Während die Offshore-Windbranche den Zubau von deutlich mehr Anlagen auf hoher See einfordert, hält Niels Schnoor schon die aktuelle Zielsetzung für viel zu hoch. Denn selbst wenn sich die Kosten für Meerwindstrom tatsächlich halbieren ließen, kämen die dafür nötigen Anstrengungen „zu einem hohen Preis“, sagt der Energieexperte von der Verbraucherzentrale Bundesverband. Schließlich müssten bis 2025 erst einmal jede Menge teure Anlagen gebaut werden, die die Stromkunden 20 Jahre lang bezahlen müssen“, so Schnoor. Es sei „inakzeptabel“, dass die Betreiber von Offshore-Windmühlen weiterhin „vollkommen überzogene Gewinne kassieren dürfen“.

Der Verbraucherschützer ist überzeugt: Mit einem stärkeren Fokus auf Solar- und Windenergie an Land wäre die Energiewende deutlich billiger.
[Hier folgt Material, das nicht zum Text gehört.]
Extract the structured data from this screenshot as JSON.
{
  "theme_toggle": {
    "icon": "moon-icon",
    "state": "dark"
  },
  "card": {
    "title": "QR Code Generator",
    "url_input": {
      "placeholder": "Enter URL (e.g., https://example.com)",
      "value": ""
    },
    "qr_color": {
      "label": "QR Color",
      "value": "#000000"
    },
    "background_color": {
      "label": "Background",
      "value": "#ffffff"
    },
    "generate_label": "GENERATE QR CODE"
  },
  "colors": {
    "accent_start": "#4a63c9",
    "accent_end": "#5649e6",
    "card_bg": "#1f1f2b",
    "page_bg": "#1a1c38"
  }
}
Manuel Frondel sieht in Windmühlen auf hoher See gar „die nächste Subventionsruine“. Der Energieexperte am Rheinisch-Westfälischen Institut für Wirtschaftsforschung vertritt die Auffassung, dass die Anlagen, die oft höher als der Kölner Dom (157 Meter) aus dem Wasser ragen, keinem Steuerzahler wirklich dienen. „Das ist Strom, der mangels Nord-Süd-Leitungen, kaum jemanden erreicht“, klagt Frondel. Aufgrund der sehr hohen Einspeisevergütung – doppelt so hoch wie Windkraft an Land – berge der Ausbau von Offshore-Windkraft „extrem hohe volkswirtschaftliche Risiken“.
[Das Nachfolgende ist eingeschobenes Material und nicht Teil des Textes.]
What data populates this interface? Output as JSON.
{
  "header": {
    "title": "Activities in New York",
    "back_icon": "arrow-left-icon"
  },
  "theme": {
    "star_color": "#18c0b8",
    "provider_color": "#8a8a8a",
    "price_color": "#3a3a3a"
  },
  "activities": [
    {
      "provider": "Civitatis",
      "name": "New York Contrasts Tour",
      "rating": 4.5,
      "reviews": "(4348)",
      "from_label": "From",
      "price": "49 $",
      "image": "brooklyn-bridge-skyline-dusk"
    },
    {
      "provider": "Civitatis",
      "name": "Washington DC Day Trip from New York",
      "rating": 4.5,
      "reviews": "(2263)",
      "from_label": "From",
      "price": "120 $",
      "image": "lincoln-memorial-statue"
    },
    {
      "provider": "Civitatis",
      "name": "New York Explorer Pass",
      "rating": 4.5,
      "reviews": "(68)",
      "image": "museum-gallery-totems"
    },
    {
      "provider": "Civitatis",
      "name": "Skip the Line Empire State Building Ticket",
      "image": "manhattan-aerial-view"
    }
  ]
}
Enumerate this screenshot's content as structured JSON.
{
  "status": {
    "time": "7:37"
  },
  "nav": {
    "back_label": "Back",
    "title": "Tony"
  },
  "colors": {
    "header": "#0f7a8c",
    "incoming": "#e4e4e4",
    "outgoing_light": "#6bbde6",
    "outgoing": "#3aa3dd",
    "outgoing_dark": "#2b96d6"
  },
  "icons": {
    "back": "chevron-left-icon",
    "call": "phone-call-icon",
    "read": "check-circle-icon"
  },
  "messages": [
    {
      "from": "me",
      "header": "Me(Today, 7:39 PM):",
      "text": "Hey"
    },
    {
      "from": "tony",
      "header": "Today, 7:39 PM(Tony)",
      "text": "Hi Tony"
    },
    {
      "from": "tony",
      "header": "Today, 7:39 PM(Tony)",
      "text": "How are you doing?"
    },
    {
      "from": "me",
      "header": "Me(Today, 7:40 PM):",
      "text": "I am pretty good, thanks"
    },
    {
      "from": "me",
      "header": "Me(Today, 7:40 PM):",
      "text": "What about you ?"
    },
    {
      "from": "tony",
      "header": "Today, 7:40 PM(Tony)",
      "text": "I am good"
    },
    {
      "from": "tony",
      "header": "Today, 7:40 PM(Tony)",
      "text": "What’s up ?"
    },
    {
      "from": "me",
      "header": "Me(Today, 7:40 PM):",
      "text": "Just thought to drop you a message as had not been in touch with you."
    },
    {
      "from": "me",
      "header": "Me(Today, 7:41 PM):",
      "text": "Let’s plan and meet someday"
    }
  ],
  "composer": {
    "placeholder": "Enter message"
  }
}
Diese Risiken könnten durch die geplanten Kostensenkungen der Industrie deutlich reduziert werden. Aber die dafür nötige Bedingung von 4.000 Megawatt Leistung an Offshore-Zubau pro Jahr in Europa, halten selbst Branchenvertreter für völlig illusorisch. „Wir wissen doch schon jetzt, dass das nicht eintreten wird“, sagt etwa Jens Assheuer. Der Geschäftsführer von WindMW, einer Firma, die für Investoren wie Blackstone Offshore-Windparks plant und betreibt, sieht Meerwindenergie zwar weiterhin boomen, aber mit geringeren Wachstumsraten als etwa im Rekordjahr 2015. Statt 4.000 Megawatt dürften in den kommenden Jahren eher 3.000 Megawatt pro Jahr in Europa zugebaut werden.
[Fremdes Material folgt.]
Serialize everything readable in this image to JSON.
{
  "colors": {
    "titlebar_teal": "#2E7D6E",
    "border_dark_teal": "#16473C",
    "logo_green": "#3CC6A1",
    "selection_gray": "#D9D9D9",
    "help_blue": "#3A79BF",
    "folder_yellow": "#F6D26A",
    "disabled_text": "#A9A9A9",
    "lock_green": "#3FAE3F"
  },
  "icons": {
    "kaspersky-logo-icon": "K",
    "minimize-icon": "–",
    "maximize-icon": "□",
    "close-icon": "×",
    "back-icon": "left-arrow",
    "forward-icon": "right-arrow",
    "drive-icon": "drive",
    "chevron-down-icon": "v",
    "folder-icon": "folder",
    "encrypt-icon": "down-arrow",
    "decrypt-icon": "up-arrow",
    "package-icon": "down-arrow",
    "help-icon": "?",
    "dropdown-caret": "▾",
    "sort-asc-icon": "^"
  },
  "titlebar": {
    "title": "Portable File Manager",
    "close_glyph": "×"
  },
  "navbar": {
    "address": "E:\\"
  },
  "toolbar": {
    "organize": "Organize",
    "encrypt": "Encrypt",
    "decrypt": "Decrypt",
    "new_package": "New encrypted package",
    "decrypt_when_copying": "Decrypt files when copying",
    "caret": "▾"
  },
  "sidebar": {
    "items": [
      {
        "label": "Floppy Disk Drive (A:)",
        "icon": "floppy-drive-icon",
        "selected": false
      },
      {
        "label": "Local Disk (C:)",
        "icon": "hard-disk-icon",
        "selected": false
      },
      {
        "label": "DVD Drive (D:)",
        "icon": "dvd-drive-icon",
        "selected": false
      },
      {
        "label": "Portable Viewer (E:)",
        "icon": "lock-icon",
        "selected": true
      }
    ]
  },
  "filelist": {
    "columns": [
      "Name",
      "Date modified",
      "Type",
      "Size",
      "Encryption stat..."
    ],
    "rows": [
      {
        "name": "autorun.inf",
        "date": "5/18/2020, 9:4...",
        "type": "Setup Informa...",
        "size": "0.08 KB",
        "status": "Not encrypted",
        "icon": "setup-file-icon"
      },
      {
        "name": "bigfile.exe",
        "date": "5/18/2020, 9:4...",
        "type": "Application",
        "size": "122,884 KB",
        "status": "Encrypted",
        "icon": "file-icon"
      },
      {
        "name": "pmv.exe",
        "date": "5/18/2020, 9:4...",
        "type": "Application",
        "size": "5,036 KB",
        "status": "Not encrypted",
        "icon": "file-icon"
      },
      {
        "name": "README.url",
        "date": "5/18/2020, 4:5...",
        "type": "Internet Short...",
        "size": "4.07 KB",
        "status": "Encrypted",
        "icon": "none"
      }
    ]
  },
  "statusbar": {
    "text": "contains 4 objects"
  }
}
Für die Hersteller von Turbinen, Rotorblättern und riesigen Stahlfundamenten bleibt das Geschäft mit Meerwindenergie also attraktiv. Und die Branche wird nicht müden, die Vorteile von Offshore-Wind hervorzuheben. Weil der Wind über dem Wasser von Nord- und Ostsee stärker und stetiger weht als an Land, ist Offshore die verlässlichste Form unter den schwankenden erneuerbaren Energien. Aber es dürfte auch im kommenden Jahrzehnt die mit Abstand teuerste Form der grünen Stromgewinnung bleiben.

KONTEXT

Offshore: Projekte in Megadimensionen

Gewicht

Das Gesamtgewicht einer Anlage kann laut der Stiftung Offshore Windenergie schnell 1000 Tonnen übersteigen. Dabei stehen die Anlagen auf bis zu 900 Tonnen schweren Fundamenten. Allein die Gondel (Maschinenhaus) könne zwischen 300 und 400 Tonnen wiegen.

Gigantische Maße

Allein die im Testfeld Alpha Ventus installierten 5-Megawatt-Anlagen haben einen Rotordurchmesser von bis zu 125 Metern und eine Gesamthöhe von mehr als 170 Metern über dem Meeresgrund. Neuere Anlagen der Leistungsklasse von 6 Megawatt erreichen laut Stiftung Offshore Windenergie Rotordurchmesser um die 150 Meter.

Kosten

Der Bau eines Windparks auf hoher See ist um einiges komplexer als der einer Anlage auf dem Land. Entsprechend hoch sind auch die Kosten. Laut der Stiftung Offshore Windenergie beträgt das Investitionsvolumen für einen 300-400 Megawatt Offshore-Windpark deutlich über 1 Milliarde Euro.